Siobhan Davies Dance Company shone in an excerpt from Davies’s brand new
piece "Bird Song" which is due to receive its full length world
premiere in spring 2004. Henry Montes was spellbinding in a solo set to
a score mainly consisting of a very beautiful bird song recording. His
fluid performance did the beauty of the score full justice. If this excerpt
is anything to go by "Bird Song" will be one of the 2004 "must-sees".

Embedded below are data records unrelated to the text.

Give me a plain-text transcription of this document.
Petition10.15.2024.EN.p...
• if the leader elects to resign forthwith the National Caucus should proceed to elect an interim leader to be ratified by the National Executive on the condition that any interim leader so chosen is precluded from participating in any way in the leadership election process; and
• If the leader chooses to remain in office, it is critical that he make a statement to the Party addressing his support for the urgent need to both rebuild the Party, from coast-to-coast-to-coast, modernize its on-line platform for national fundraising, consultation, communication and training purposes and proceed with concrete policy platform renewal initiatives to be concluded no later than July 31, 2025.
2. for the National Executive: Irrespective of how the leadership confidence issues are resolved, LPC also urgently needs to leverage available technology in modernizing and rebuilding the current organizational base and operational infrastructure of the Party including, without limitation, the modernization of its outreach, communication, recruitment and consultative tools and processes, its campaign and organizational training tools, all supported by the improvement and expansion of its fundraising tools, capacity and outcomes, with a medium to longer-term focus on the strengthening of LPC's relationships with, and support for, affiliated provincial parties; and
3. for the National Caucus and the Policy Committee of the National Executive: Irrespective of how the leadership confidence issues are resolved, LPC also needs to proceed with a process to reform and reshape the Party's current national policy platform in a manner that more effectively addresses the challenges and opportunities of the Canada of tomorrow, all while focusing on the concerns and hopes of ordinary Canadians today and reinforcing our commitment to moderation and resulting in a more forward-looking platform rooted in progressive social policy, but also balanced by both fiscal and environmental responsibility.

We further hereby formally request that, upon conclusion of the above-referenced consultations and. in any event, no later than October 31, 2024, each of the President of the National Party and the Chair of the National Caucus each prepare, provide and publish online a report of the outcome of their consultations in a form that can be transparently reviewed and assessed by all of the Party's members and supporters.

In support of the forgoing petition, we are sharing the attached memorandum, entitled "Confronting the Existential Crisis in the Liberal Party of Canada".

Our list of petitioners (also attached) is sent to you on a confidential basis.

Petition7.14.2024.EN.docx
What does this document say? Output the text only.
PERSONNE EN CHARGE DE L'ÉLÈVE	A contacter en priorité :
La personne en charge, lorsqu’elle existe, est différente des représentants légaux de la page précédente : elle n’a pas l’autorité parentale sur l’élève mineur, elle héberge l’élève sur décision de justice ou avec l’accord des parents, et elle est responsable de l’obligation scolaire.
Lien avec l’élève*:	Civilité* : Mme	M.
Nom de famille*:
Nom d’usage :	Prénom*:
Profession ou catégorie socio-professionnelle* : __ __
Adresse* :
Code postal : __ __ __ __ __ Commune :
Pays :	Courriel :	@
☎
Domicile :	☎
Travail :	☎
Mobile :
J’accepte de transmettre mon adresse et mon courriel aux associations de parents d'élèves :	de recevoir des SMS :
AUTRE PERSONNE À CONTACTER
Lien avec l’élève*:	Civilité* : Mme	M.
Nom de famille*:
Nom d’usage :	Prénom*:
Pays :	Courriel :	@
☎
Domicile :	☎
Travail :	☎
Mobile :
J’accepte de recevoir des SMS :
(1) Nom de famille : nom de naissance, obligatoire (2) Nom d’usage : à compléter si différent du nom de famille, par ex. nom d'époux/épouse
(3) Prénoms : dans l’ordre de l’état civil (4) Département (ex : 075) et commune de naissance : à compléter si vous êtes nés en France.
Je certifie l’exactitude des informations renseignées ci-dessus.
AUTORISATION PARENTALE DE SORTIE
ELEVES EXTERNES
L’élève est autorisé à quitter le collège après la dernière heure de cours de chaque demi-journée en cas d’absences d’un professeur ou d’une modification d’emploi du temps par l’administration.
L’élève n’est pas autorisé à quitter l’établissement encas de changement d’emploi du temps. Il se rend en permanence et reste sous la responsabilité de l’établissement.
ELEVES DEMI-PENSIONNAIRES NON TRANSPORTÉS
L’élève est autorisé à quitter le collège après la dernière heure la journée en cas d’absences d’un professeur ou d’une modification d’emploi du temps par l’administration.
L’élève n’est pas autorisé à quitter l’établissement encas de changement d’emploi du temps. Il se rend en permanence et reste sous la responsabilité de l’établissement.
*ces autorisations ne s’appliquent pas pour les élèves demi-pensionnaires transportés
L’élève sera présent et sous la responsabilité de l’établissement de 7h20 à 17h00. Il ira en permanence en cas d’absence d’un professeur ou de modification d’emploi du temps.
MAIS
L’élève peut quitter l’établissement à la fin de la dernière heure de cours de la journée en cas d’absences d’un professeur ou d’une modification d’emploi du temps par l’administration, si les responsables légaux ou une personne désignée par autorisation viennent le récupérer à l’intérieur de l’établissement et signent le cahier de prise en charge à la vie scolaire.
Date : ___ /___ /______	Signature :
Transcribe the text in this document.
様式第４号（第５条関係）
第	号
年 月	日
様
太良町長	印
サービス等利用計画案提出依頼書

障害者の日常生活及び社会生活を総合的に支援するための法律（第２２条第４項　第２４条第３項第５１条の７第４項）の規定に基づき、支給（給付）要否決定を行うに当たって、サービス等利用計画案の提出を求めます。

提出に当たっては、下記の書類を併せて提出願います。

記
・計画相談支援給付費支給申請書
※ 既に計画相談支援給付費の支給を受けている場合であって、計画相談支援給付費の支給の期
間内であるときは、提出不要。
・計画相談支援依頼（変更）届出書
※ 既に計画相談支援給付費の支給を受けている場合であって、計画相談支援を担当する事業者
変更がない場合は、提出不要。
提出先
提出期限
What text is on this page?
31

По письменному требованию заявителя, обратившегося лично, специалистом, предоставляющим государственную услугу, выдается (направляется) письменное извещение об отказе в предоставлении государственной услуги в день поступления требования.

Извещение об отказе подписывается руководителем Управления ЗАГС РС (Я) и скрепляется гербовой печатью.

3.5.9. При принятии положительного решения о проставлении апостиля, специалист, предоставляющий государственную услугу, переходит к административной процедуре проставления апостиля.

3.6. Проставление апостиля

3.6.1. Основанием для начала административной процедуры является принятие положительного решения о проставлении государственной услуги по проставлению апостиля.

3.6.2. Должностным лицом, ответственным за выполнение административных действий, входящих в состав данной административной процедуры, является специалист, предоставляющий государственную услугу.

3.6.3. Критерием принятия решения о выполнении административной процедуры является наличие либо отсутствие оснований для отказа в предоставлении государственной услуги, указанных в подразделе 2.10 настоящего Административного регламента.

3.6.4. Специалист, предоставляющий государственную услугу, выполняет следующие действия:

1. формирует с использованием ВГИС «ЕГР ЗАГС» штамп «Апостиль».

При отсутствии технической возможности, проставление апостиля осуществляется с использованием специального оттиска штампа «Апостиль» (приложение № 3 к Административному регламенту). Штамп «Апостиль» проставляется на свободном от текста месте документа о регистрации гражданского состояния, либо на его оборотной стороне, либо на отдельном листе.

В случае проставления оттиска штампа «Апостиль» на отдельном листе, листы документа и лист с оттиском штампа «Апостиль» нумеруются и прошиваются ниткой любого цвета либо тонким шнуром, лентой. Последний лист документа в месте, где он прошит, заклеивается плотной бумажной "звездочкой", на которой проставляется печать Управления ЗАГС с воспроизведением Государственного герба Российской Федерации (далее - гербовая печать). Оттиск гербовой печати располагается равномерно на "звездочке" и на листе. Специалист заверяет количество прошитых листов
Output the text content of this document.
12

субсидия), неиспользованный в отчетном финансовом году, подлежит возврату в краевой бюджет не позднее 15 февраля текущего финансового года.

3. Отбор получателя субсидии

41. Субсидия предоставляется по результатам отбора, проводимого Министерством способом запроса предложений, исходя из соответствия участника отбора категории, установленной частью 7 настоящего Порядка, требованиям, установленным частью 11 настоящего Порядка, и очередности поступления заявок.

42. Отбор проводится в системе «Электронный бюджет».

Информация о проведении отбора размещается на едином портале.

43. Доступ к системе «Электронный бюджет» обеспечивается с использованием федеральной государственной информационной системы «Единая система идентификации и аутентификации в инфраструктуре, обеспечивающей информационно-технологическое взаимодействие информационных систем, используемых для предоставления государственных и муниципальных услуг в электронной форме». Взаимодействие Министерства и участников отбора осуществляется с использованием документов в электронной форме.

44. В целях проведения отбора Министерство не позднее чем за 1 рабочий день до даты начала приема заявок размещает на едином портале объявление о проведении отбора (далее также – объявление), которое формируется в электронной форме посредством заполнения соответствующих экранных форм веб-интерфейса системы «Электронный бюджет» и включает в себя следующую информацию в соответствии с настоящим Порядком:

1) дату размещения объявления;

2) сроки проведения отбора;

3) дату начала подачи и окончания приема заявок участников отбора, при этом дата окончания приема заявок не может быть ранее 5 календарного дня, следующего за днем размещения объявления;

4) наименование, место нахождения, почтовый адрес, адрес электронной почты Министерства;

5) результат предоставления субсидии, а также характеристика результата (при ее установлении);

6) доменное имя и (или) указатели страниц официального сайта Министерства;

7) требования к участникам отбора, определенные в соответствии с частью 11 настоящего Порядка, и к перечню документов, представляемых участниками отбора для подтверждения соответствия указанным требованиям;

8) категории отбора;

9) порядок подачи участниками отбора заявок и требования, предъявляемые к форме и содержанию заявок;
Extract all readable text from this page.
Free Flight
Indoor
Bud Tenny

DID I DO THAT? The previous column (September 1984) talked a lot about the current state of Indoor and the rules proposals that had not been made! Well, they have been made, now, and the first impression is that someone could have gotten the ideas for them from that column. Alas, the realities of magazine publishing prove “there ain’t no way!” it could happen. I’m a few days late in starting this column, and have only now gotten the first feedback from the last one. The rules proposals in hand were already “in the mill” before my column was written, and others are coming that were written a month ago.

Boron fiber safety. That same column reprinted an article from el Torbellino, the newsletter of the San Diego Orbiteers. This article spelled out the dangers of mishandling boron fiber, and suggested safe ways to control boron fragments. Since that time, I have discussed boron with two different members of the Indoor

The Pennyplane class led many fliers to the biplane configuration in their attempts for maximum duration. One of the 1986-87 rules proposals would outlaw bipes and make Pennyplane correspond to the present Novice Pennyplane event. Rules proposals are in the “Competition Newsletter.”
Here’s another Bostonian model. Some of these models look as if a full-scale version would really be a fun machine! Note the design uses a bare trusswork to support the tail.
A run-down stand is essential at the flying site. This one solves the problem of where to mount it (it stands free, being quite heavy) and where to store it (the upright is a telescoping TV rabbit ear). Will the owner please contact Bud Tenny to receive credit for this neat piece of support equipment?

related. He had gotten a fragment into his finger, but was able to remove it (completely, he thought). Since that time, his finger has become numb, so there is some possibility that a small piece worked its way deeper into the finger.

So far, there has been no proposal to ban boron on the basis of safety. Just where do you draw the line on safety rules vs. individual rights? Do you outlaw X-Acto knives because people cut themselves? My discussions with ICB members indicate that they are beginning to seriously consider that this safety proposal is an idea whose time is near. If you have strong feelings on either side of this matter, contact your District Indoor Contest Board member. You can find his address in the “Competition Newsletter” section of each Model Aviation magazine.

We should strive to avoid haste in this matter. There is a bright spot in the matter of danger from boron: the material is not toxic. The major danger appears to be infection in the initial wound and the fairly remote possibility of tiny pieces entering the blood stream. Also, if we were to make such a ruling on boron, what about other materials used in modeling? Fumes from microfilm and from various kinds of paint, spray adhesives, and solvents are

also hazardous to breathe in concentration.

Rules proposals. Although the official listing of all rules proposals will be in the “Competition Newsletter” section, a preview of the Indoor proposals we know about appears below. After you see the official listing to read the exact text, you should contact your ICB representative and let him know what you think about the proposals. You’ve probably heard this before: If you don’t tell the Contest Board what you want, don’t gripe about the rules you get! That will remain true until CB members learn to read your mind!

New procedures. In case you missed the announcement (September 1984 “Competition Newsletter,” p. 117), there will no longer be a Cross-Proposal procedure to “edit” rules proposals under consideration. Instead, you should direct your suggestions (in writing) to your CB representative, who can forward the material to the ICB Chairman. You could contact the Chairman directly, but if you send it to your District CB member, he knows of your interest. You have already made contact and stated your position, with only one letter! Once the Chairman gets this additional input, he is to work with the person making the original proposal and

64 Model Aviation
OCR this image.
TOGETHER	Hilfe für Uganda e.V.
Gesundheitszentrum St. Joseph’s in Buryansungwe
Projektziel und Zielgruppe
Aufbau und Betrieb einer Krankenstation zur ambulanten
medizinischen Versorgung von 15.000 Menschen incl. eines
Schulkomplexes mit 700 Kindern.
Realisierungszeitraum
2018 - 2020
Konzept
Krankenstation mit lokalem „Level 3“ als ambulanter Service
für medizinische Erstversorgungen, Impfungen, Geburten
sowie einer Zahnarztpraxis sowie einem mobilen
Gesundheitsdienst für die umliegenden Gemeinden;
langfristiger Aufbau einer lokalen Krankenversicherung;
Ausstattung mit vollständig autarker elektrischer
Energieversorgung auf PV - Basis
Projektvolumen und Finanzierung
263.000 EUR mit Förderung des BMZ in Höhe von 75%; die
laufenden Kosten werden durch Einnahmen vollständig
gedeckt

I for one can hardly wait.
Last but not least Richard Alston paid tribute to Dance Umbrella “To Val
with my love” with an excerpt from "Roughcut", originally created
for Rambert Dance Company in 1990. His company of nine dancers positively
sparkled and made the most of the lively bubbly choreography set to Steven
Reich’s "New York Counterpoint" for clarinet and tape. The evening
that had started rather slow ended deservedly on a high note. I am already
curious about what dance delicatessens will be served up for the Dance
Umbrella Gold Celebration in 25 years.